I suppose I've struggled with being optimistic in the past. . . and it was probably when my husband was desparately searching for a new job that I came to the point where I had given up all hope. Sure - I "knew" God was in control of the situation and I could tell others exactly what THEY needed to do to have peace and patience and understanding...but as we all know, it's easier to tell others what to do instead of listening to the exact same advice.
He had been looking for a job for around 2 years. He was employed - but making peanuts and we were to the point where if it continued - we would be in trouble. I have a "good job" though I know I deserve to make more than I do - everyone knows I deserve to make more than I do. ...but with student loans *groan* and bills and a mortgage...it was all adding up too quickly.

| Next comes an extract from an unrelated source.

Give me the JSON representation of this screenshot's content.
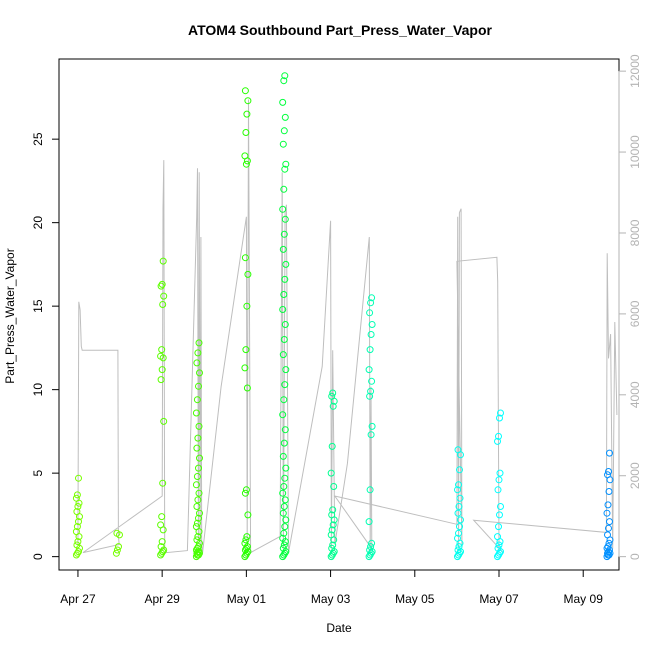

I was standing in church during Praise & Worship and as we sang the song...I stopped and listened to the words. I did not sing - I just stood and soaked in the lyrics. The next time around I sang with all my being - I believed every word I was singing "and YOUR will, we embrace" I'd been so consumed with my HUSBAND finding the right job - that I was taking my focus off of the fact that GOD would place him in the right position at the right time. I cried - and sang the rest of the song with a heavy weight lifted off my shoulders.
About 2-3 weeks later I was in an accident. It totaled my car - causing us to have to buy a new car for me in a weekend. The amount that my totaled car was given was enough to pay off my husbands car and we were able to keep the same amount for my car payment. In a horrible situtation we were finding God. That weekend my husband received a phone call to set up a phone interview for a job he had applied for 6 or 7 months prior. He had just thrown out all the information a few days before. After a few round-table interviews he got the job and he's been there for a little over a year!
It was when we "let go and Let God" (even though it's so cliche...) that we were blessed.
I honestly don't know how people in this world can have optimism and hope if they don't have Jesus Christ.